In particular, the five items on the meeting agenda are:
• 1st Issue: Withdrawal of all members of the Board of Directors of the Company.
• 2nd Issue: Election of a new Board of Directors of the Company (including independent / non-executive members).
• 3rd Issue: Withdrawal of all the members of the Audit Committee of the Company (no. 44 law 4449/2017).
• 4th Issue: Election of a new Audit Committee of the Company (no. 44 law 4449/2017).
• 5th Issue Management audit of the Company (last two years).
According to sources, Reggeborgh has expanded its controlling stake directly and indirectly in Ellaktor. It is said to have formed, together with other shareholders, a core that holds a total of around 35% of the company. Messrs. Anastasios and Dimitris Kallitsantsis, whose relations have not been harmonious lately, hold close to 25.6%. According to the latest announcements, the Dutch group has close to 6% of ELLAKTOR. At the same time, it has an option for the 12% that Leonidas Bombolas has today. For months now, it has been rumored that through other companies, the Dutch have at least another 10%. This percentage seems to have expanded in recent days through alliances.
The difference compared to the battle that culminated in July 2018 is that the Dutch group has different weapons at its disposal. It is already a partner of powerful investors and banks in several European markets, has holdings in a number of sectors from construction to energy and significant liquidity. As it is known, it is already the largest shareholder of the GEK TERNA group, with a percentage of over 30%.

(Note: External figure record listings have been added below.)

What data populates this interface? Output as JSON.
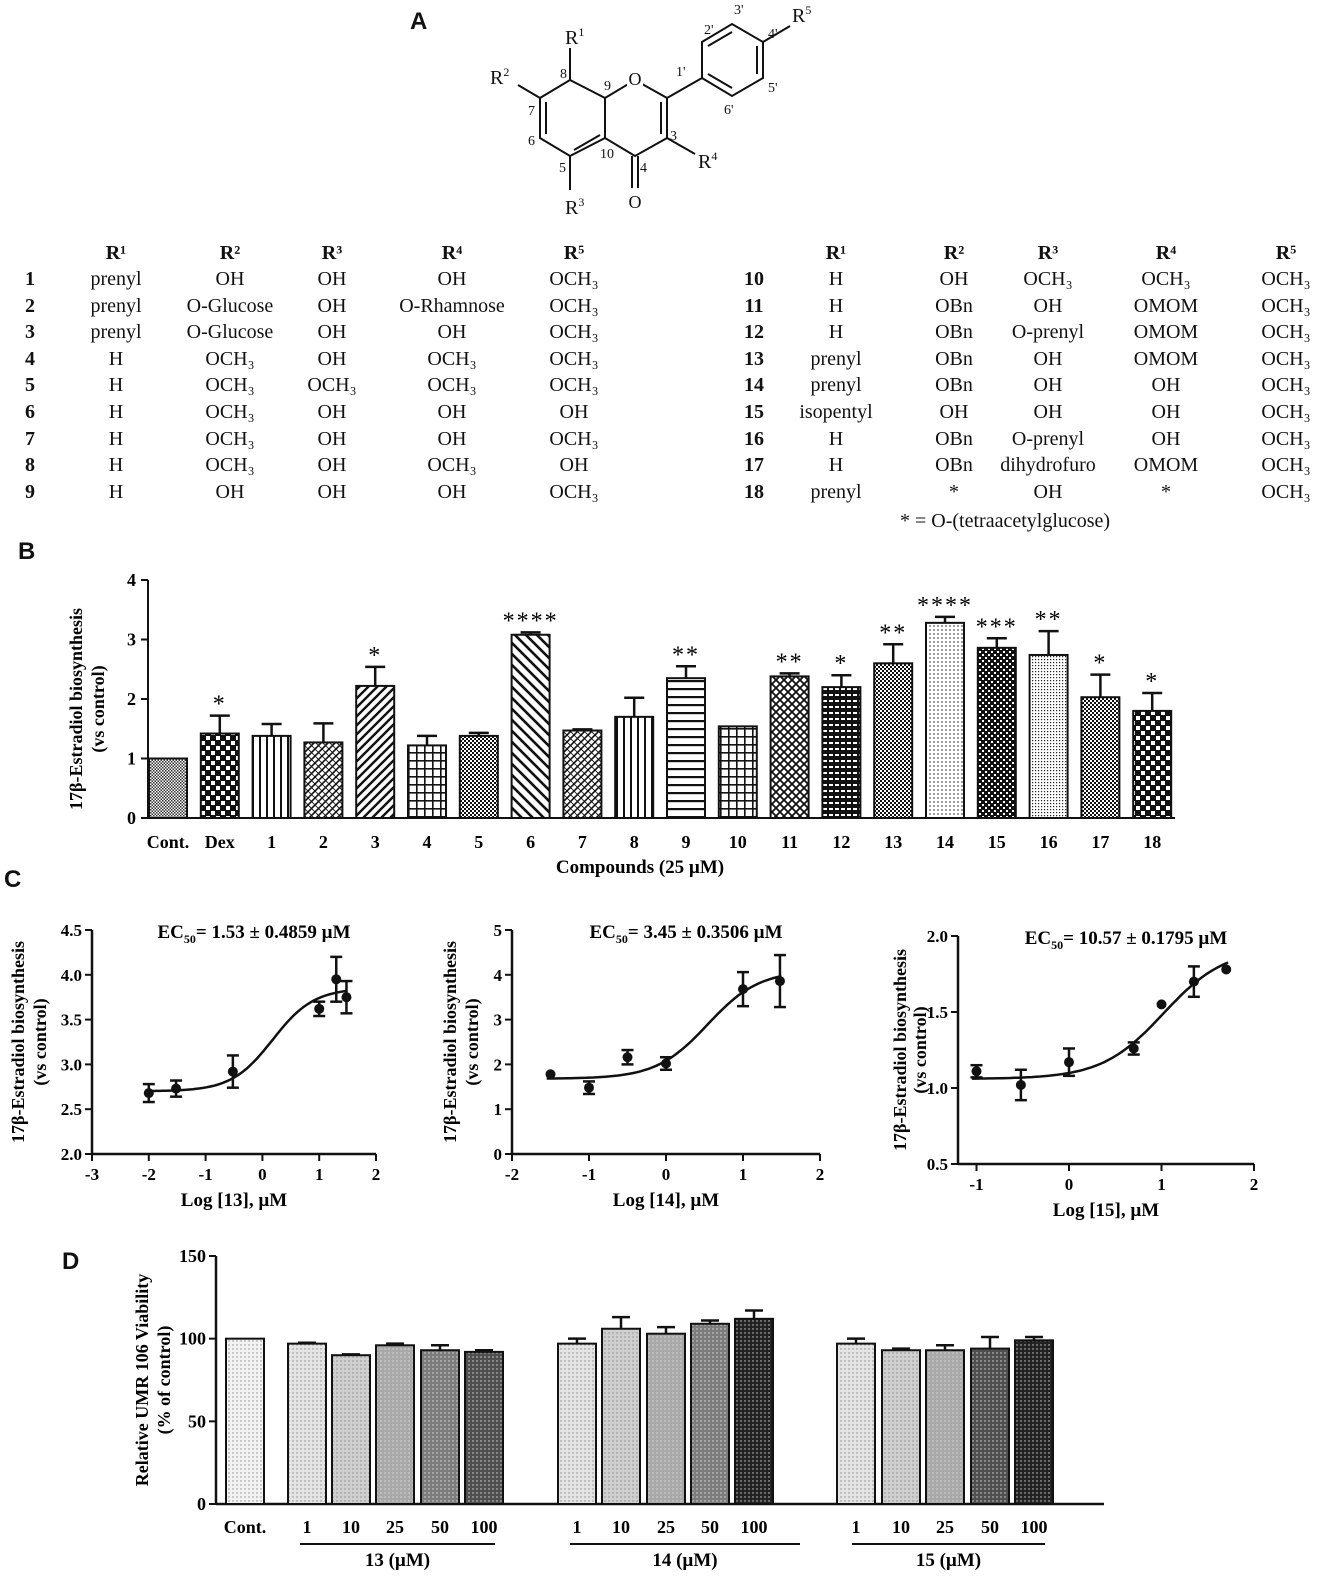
{
  "panel_labels": {
    "a": "A",
    "b": "B",
    "c": "C",
    "d": "D"
  },
  "structure": {
    "atoms": {
      "O1": "O",
      "O4": "O",
      "R1": "R",
      "R1s": "1",
      "R2": "R",
      "R2s": "2",
      "R3": "R",
      "R3s": "3",
      "R4": "R",
      "R4s": "4",
      "R5": "R",
      "R5s": "5"
    },
    "positions": [
      "8",
      "7",
      "6",
      "5",
      "10",
      "9",
      "4",
      "3",
      "2'",
      "3'",
      "4'",
      "5'",
      "6'",
      "1'"
    ]
  },
  "table_left": {
    "headers": [
      "R¹",
      "R²",
      "R³",
      "R⁴",
      "R⁵"
    ],
    "rows": [
      {
        "id": "1",
        "c": [
          "prenyl",
          "OH",
          "OH",
          "OH",
          "OCH₃"
        ]
      },
      {
        "id": "2",
        "c": [
          "prenyl",
          "O-Glucose",
          "OH",
          "O-Rhamnose",
          "OCH₃"
        ]
      },
      {
        "id": "3",
        "c": [
          "prenyl",
          "O-Glucose",
          "OH",
          "OH",
          "OCH₃"
        ]
      },
      {
        "id": "4",
        "c": [
          "H",
          "OCH₃",
          "OH",
          "OCH₃",
          "OCH₃"
        ]
      },
      {
        "id": "5",
        "c": [
          "H",
          "OCH₃",
          "OCH₃",
          "OCH₃",
          "OCH₃"
        ]
      },
      {
        "id": "6",
        "c": [
          "H",
          "OCH₃",
          "OH",
          "OH",
          "OH"
        ]
      },
      {
        "id": "7",
        "c": [
          "H",
          "OCH₃",
          "OH",
          "OH",
          "OCH₃"
        ]
      },
      {
        "id": "8",
        "c": [
          "H",
          "OCH₃",
          "OH",
          "OCH₃",
          "OH"
        ]
      },
      {
        "id": "9",
        "c": [
          "H",
          "OH",
          "OH",
          "OH",
          "OCH₃"
        ]
      }
    ]
  },
  "table_right": {
    "headers": [
      "R¹",
      "R²",
      "R³",
      "R⁴",
      "R⁵"
    ],
    "rows": [
      {
        "id": "10",
        "c": [
          "H",
          "OH",
          "OCH₃",
          "OCH₃",
          "OCH₃"
        ]
      },
      {
        "id": "11",
        "c": [
          "H",
          "OBn",
          "OH",
          "OMOM",
          "OCH₃"
        ]
      },
      {
        "id": "12",
        "c": [
          "H",
          "OBn",
          "O-prenyl",
          "OMOM",
          "OCH₃"
        ]
      },
      {
        "id": "13",
        "c": [
          "prenyl",
          "OBn",
          "OH",
          "OMOM",
          "OCH₃"
        ]
      },
      {
        "id": "14",
        "c": [
          "prenyl",
          "OBn",
          "OH",
          "OH",
          "OCH₃"
        ]
      },
      {
        "id": "15",
        "c": [
          "isopentyl",
          "OH",
          "OH",
          "OH",
          "OCH₃"
        ]
      },
      {
        "id": "16",
        "c": [
          "H",
          "OBn",
          "O-prenyl",
          "OH",
          "OCH₃"
        ]
      },
      {
        "id": "17",
        "c": [
          "H",
          "OBn",
          "dihydrofuro",
          "OMOM",
          "OCH₃"
        ]
      },
      {
        "id": "18",
        "c": [
          "prenyl",
          "*",
          "OH",
          "*",
          "OCH₃"
        ]
      }
    ],
    "footnote": "* = O-(tetraacetylglucose)"
  },
  "chart_data": [
    {
      "panel": "B",
      "type": "bar",
      "xlabel": "Compounds (25 µM)",
      "ylabel": "17β-Estradiol biosynthesis (vs control)",
      "ylim": [
        0,
        4
      ],
      "yticks": [
        "0",
        "1",
        "2",
        "3",
        "4"
      ],
      "categories": [
        "Cont.",
        "Dex",
        "1",
        "2",
        "3",
        "4",
        "5",
        "6",
        "7",
        "8",
        "9",
        "10",
        "11",
        "12",
        "13",
        "14",
        "15",
        "16",
        "17",
        "18"
      ],
      "values": [
        1.0,
        1.42,
        1.38,
        1.27,
        2.22,
        1.22,
        1.38,
        3.08,
        1.47,
        1.7,
        2.35,
        1.54,
        2.38,
        2.2,
        2.6,
        3.28,
        2.86,
        2.74,
        2.03,
        1.8
      ],
      "errors": [
        0,
        0.3,
        0.2,
        0.32,
        0.32,
        0.16,
        0.05,
        0.04,
        0.02,
        0.32,
        0.2,
        0,
        0.05,
        0.2,
        0.32,
        0.1,
        0.16,
        0.4,
        0.38,
        0.3
      ],
      "significance": [
        "",
        "*",
        "",
        "",
        "*",
        "",
        "",
        "****",
        "",
        "",
        "**",
        "",
        "**",
        "*",
        "**",
        "****",
        "***",
        "**",
        "*",
        "*"
      ]
    },
    {
      "panel": "C1",
      "type": "scatter",
      "title": "EC",
      "title_sub": "50",
      "title_value": "= 1.53 ± 0.4859 µM",
      "xlabel": "Log [13], µM",
      "ylabel": "17β-Estradiol biosynthesis (vs control)",
      "xlim": [
        -3,
        2
      ],
      "ylim": [
        2.0,
        4.5
      ],
      "xticks": [
        "-3",
        "-2",
        "-1",
        "0",
        "1",
        "2"
      ],
      "yticks": [
        "2.0",
        "2.5",
        "3.0",
        "3.5",
        "4.0",
        "4.5"
      ],
      "x": [
        -2.0,
        -1.52,
        -0.52,
        1.0,
        1.3,
        1.48
      ],
      "y": [
        2.68,
        2.73,
        2.92,
        3.62,
        3.95,
        3.75
      ],
      "errors": [
        0.1,
        0.09,
        0.18,
        0.08,
        0.25,
        0.18
      ],
      "curve": {
        "bottom": 2.7,
        "top": 3.85,
        "logec50": 0.18,
        "hill": 1.2
      }
    },
    {
      "panel": "C2",
      "type": "scatter",
      "title": "EC",
      "title_sub": "50",
      "title_value": "= 3.45 ± 0.3506 µM",
      "xlabel": "Log [14], µM",
      "ylabel": "17β-Estradiol biosynthesis (vs control)",
      "xlim": [
        -2,
        2
      ],
      "ylim": [
        0,
        5
      ],
      "xticks": [
        "-2",
        "-1",
        "0",
        "1",
        "2"
      ],
      "yticks": [
        "0",
        "1",
        "2",
        "3",
        "4",
        "5"
      ],
      "x": [
        -1.5,
        -1.0,
        -0.5,
        0.0,
        1.0,
        1.48
      ],
      "y": [
        1.78,
        1.48,
        2.16,
        2.02,
        3.68,
        3.86
      ],
      "errors": [
        0,
        0.14,
        0.16,
        0.14,
        0.38,
        0.58
      ],
      "curve": {
        "bottom": 1.68,
        "top": 4.1,
        "logec50": 0.54,
        "hill": 1.3
      }
    },
    {
      "panel": "C3",
      "type": "scatter",
      "title": "EC",
      "title_sub": "50",
      "title_value": "= 10.57 ± 0.1795 µM",
      "xlabel": "Log [15], µM",
      "ylabel": "17β-Estradiol biosynthesis (vs control)",
      "xlim": [
        -1.2,
        2
      ],
      "ylim": [
        0.5,
        2.0
      ],
      "xticks": [
        "-1",
        "0",
        "1",
        "2"
      ],
      "yticks": [
        "0.5",
        "1.0",
        "1.5",
        "2.0"
      ],
      "x": [
        -1.0,
        -0.52,
        0.0,
        0.7,
        1.0,
        1.35,
        1.7
      ],
      "y": [
        1.11,
        1.02,
        1.17,
        1.26,
        1.55,
        1.7,
        1.78
      ],
      "errors": [
        0.04,
        0.1,
        0.09,
        0.04,
        0,
        0.1,
        0
      ],
      "curve": {
        "bottom": 1.06,
        "top": 1.92,
        "logec50": 1.02,
        "hill": 1.3
      }
    },
    {
      "panel": "D",
      "type": "bar",
      "ylabel": "Relative UMR 106 Viability (% of control)",
      "ylim": [
        0,
        150
      ],
      "yticks": [
        "0",
        "50",
        "100",
        "150"
      ],
      "categories": [
        "Cont.",
        "1",
        "10",
        "25",
        "50",
        "100",
        "1",
        "10",
        "25",
        "50",
        "100",
        "1",
        "10",
        "25",
        "50",
        "100"
      ],
      "values": [
        100,
        97,
        90,
        96,
        93,
        92,
        97,
        106,
        103,
        109,
        112,
        97,
        93,
        93,
        94,
        99
      ],
      "errors": [
        0,
        0.5,
        0.5,
        1,
        3,
        1,
        3,
        7,
        4,
        2,
        5,
        3,
        1,
        3,
        7,
        2
      ],
      "groups": [
        "13 (µM)",
        "14 (µM)",
        "15 (µM)"
      ]
    }
  ]
}
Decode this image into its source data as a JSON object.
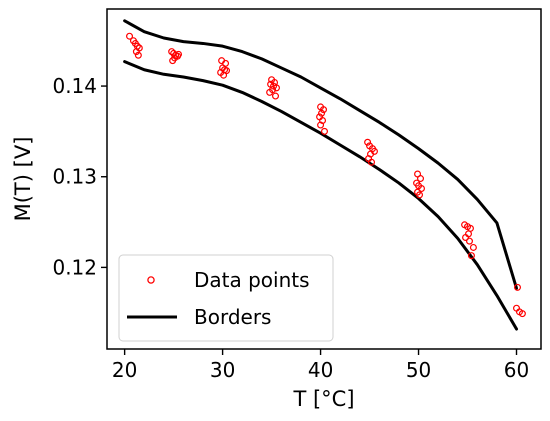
{
  "chart_data": {
    "type": "scatter",
    "title": "",
    "xlabel": "T [$^\\circ$C]",
    "xlabel_display": "T [°C]",
    "ylabel": "M(T) [V]",
    "xlim": [
      18.2,
      62.5
    ],
    "ylim": [
      0.111,
      0.1485
    ],
    "xticks": [
      20,
      30,
      40,
      50,
      60
    ],
    "yticks": [
      0.12,
      0.13,
      0.14
    ],
    "ytick_labels": [
      "0.12",
      "0.13",
      "0.14"
    ],
    "grid": false,
    "legend": {
      "placement": "bottom-left",
      "entries": [
        {
          "label": "Data points",
          "series": "data_points"
        },
        {
          "label": "Borders",
          "series": "borders"
        }
      ]
    },
    "colors": {
      "data_points": "#ff0000",
      "borders": "#000000",
      "axes": "#000000",
      "legend_frame": "#d0d0d0"
    },
    "series": [
      {
        "name": "Data points",
        "kind": "scatter",
        "marker": "open-circle",
        "points": [
          [
            20.5,
            0.1455
          ],
          [
            20.9,
            0.145
          ],
          [
            21.1,
            0.1447
          ],
          [
            21.3,
            0.1444
          ],
          [
            21.5,
            0.1442
          ],
          [
            21.2,
            0.1438
          ],
          [
            21.4,
            0.1434
          ],
          [
            24.8,
            0.1438
          ],
          [
            25.0,
            0.1436
          ],
          [
            25.2,
            0.1434
          ],
          [
            25.4,
            0.1433
          ],
          [
            25.5,
            0.1435
          ],
          [
            25.1,
            0.1431
          ],
          [
            24.9,
            0.1428
          ],
          [
            29.9,
            0.1428
          ],
          [
            30.3,
            0.1425
          ],
          [
            30.0,
            0.142
          ],
          [
            30.2,
            0.1418
          ],
          [
            30.4,
            0.1417
          ],
          [
            29.8,
            0.1415
          ],
          [
            30.1,
            0.1412
          ],
          [
            35.0,
            0.1407
          ],
          [
            35.3,
            0.1404
          ],
          [
            34.9,
            0.1402
          ],
          [
            35.2,
            0.14
          ],
          [
            35.5,
            0.1398
          ],
          [
            35.1,
            0.1396
          ],
          [
            34.8,
            0.1393
          ],
          [
            35.4,
            0.1389
          ],
          [
            40.0,
            0.1377
          ],
          [
            40.3,
            0.1374
          ],
          [
            40.1,
            0.137
          ],
          [
            39.9,
            0.1366
          ],
          [
            40.2,
            0.1362
          ],
          [
            40.0,
            0.1357
          ],
          [
            40.4,
            0.135
          ],
          [
            44.8,
            0.1338
          ],
          [
            45.0,
            0.1334
          ],
          [
            45.3,
            0.1331
          ],
          [
            45.5,
            0.1328
          ],
          [
            45.1,
            0.1325
          ],
          [
            44.9,
            0.132
          ],
          [
            45.2,
            0.1316
          ],
          [
            49.9,
            0.1303
          ],
          [
            50.2,
            0.1298
          ],
          [
            49.8,
            0.1293
          ],
          [
            50.0,
            0.129
          ],
          [
            50.3,
            0.1287
          ],
          [
            49.9,
            0.1283
          ],
          [
            50.1,
            0.128
          ],
          [
            54.7,
            0.1247
          ],
          [
            55.0,
            0.1245
          ],
          [
            55.3,
            0.1243
          ],
          [
            55.1,
            0.1237
          ],
          [
            54.8,
            0.1233
          ],
          [
            55.2,
            0.1229
          ],
          [
            55.6,
            0.1222
          ],
          [
            55.4,
            0.1213
          ],
          [
            60.1,
            0.1178
          ],
          [
            60.0,
            0.1155
          ],
          [
            60.3,
            0.1151
          ],
          [
            60.6,
            0.1149
          ]
        ]
      },
      {
        "name": "Borders",
        "kind": "line",
        "lines": [
          {
            "edge": "upper",
            "points": [
              [
                20.0,
                0.1472
              ],
              [
                22.0,
                0.146
              ],
              [
                24.0,
                0.1453
              ],
              [
                26.0,
                0.1449
              ],
              [
                28.0,
                0.1447
              ],
              [
                30.0,
                0.1444
              ],
              [
                32.0,
                0.1438
              ],
              [
                34.0,
                0.143
              ],
              [
                36.0,
                0.142
              ],
              [
                38.0,
                0.141
              ],
              [
                40.0,
                0.1398
              ],
              [
                42.0,
                0.1386
              ],
              [
                44.0,
                0.1373
              ],
              [
                46.0,
                0.136
              ],
              [
                48.0,
                0.1346
              ],
              [
                50.0,
                0.1331
              ],
              [
                52.0,
                0.1315
              ],
              [
                54.0,
                0.1297
              ],
              [
                56.0,
                0.1275
              ],
              [
                58.0,
                0.1249
              ],
              [
                60.0,
                0.1177
              ]
            ]
          },
          {
            "edge": "lower",
            "points": [
              [
                20.0,
                0.1427
              ],
              [
                22.0,
                0.1418
              ],
              [
                24.0,
                0.1413
              ],
              [
                26.0,
                0.141
              ],
              [
                28.0,
                0.1406
              ],
              [
                30.0,
                0.1401
              ],
              [
                32.0,
                0.1393
              ],
              [
                34.0,
                0.1383
              ],
              [
                36.0,
                0.1372
              ],
              [
                38.0,
                0.136
              ],
              [
                40.0,
                0.1348
              ],
              [
                42.0,
                0.1335
              ],
              [
                44.0,
                0.1322
              ],
              [
                46.0,
                0.1308
              ],
              [
                48.0,
                0.1293
              ],
              [
                50.0,
                0.1276
              ],
              [
                52.0,
                0.1256
              ],
              [
                54.0,
                0.1232
              ],
              [
                56.0,
                0.1203
              ],
              [
                58.0,
                0.1169
              ],
              [
                60.0,
                0.1132
              ]
            ]
          }
        ]
      }
    ]
  }
}
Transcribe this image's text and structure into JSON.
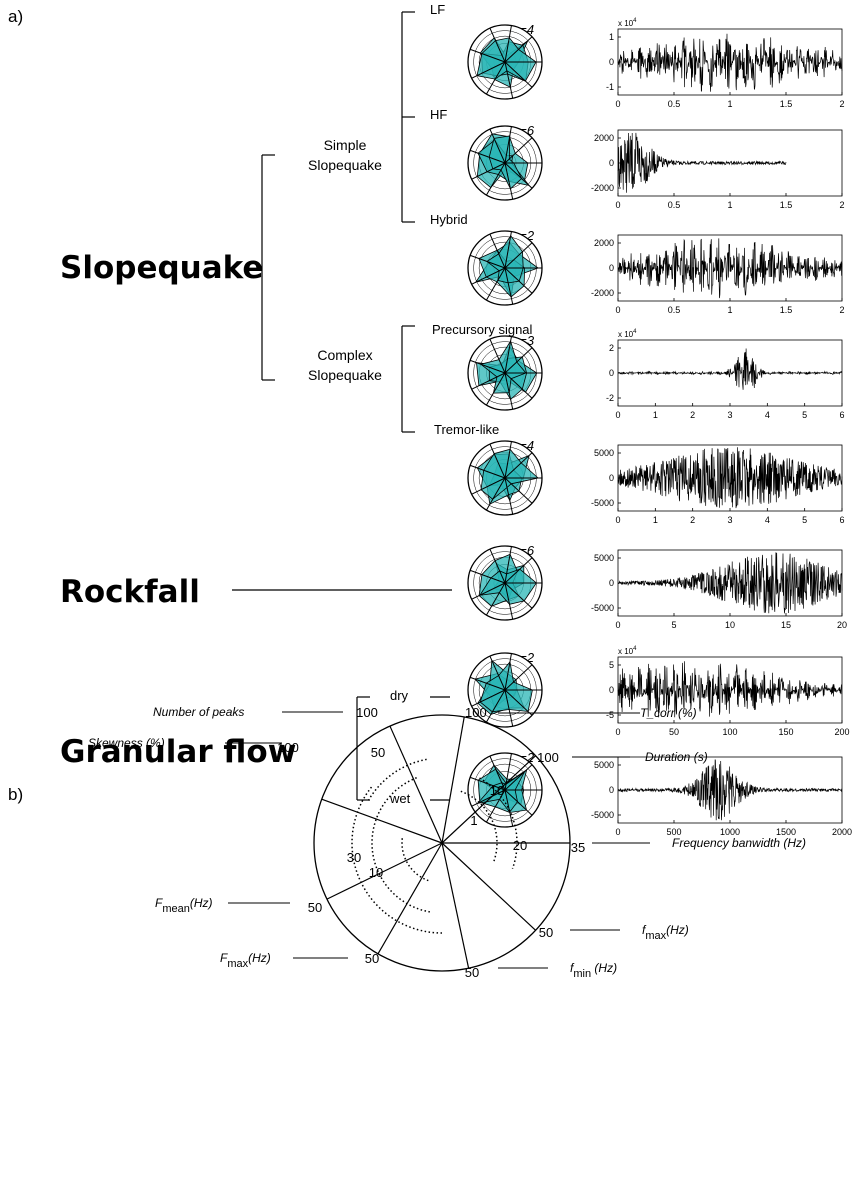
{
  "panel_a": {
    "label": "a)",
    "groups": [
      {
        "label": "Slopequake"
      },
      {
        "label": "Rockfall"
      },
      {
        "label": "Granular flow"
      }
    ],
    "subgroups": [
      {
        "lines": [
          "Simple",
          "Slopequake"
        ]
      },
      {
        "lines": [
          "Complex",
          "Slopequake"
        ]
      }
    ],
    "rows": [
      {
        "label": "LF",
        "n": "n=4",
        "x_ticks": [
          "0",
          "0.5",
          "1",
          "1.5",
          "2"
        ],
        "y_ticks": [
          "1",
          "0",
          "-1"
        ],
        "scale": [
          "x 10",
          "4"
        ]
      },
      {
        "label": "HF",
        "n": "n=6",
        "x_ticks": [
          "0",
          "0.5",
          "1",
          "1.5",
          "2"
        ],
        "y_ticks": [
          "2000",
          "0",
          "-2000"
        ]
      },
      {
        "label": "Hybrid",
        "n": "n=2",
        "x_ticks": [
          "0",
          "0.5",
          "1",
          "1.5",
          "2"
        ],
        "y_ticks": [
          "2000",
          "0",
          "-2000"
        ]
      },
      {
        "label": "Precursory signal",
        "n": "n=3",
        "x_ticks": [
          "0",
          "1",
          "2",
          "3",
          "4",
          "5",
          "6"
        ],
        "y_ticks": [
          "2",
          "0",
          "-2"
        ],
        "scale": [
          "x 10",
          "4"
        ]
      },
      {
        "label": "Tremor-like",
        "n": "n=4",
        "x_ticks": [
          "0",
          "1",
          "2",
          "3",
          "4",
          "5",
          "6"
        ],
        "y_ticks": [
          "5000",
          "0",
          "-5000"
        ]
      },
      {
        "n": "n=6",
        "x_ticks": [
          "0",
          "5",
          "10",
          "15",
          "20"
        ],
        "y_ticks": [
          "5000",
          "0",
          "-5000"
        ]
      },
      {
        "label": "dry",
        "n": "n=2",
        "x_ticks": [
          "0",
          "50",
          "100",
          "150",
          "200"
        ],
        "y_ticks": [
          "5",
          "0",
          "-5"
        ],
        "scale": [
          "x 10",
          "4"
        ]
      },
      {
        "label": "wet",
        "n": "n=2",
        "x_ticks": [
          "0",
          "500",
          "1000",
          "1500",
          "2000"
        ],
        "y_ticks": [
          "5000",
          "0",
          "-5000"
        ]
      }
    ]
  },
  "panel_b": {
    "label": "b)",
    "axes": [
      {
        "name": [
          "T_corr (%)"
        ],
        "max": "100"
      },
      {
        "name": [
          "Duration (s)"
        ],
        "max": "100"
      },
      {
        "name": [
          "Frequency banwidth (Hz)"
        ],
        "max": "35"
      },
      {
        "name": [
          "f",
          "max",
          "(Hz)"
        ],
        "max": "50"
      },
      {
        "name": [
          "f",
          "min",
          " (Hz)"
        ],
        "max": "50"
      },
      {
        "name": [
          "F",
          "max",
          "(Hz)"
        ],
        "max": "50"
      },
      {
        "name": [
          "F",
          "mean",
          "(Hz)"
        ],
        "max": "50"
      },
      {
        "name": [
          "Skewness (%)"
        ],
        "max": "100"
      },
      {
        "name": [
          "Number of peaks"
        ],
        "max": "100"
      }
    ],
    "inner_labels": [
      "10",
      "1",
      "20",
      "50",
      "30",
      "10"
    ]
  }
}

Talk about doing "whatever It takes" to control the company have left the Kallitsantsis side unmoved. Yesterday afternoon, Ellaktor sources reported that an official request of the Dutch to convene an extraordinary general assembly had not been sent. They added that the request for administrative control has been submitted to the Court of First Instance, which will make the decision on whether to approve it or not. The management side of Ellaktor adds that "there are no reasons to approve such an audit". As they say, a few weeks ago, in mid-September, all the shareholders approved the actions of the management for the last year in the framework of the regular general assembly.
Share capital hike
In regards to the important issue that Ellaktor is currently facing, namely the need to increase its share capital, Reggeborgh sources directly link its own involvement with the change of management.
As mentioned, the Dutch company has already invested significant funds in Ellaktor and believes that the change of management is necessary in order to signal the restart of the company needed to inspire confidence in the market. To this end, Reggeborgh will contribute to the recovery of Ellaktor financing and will support a share capital increase that will provide the liquidity the company needs.
Reggeborgh's side appears confident that it will have the support of the majority of Ellaktor shareholders. According to sources at the Dutch company, the request for the election of a new Board of Directors has investors and shareholders on side guaranteeing the switchover at the general meeting.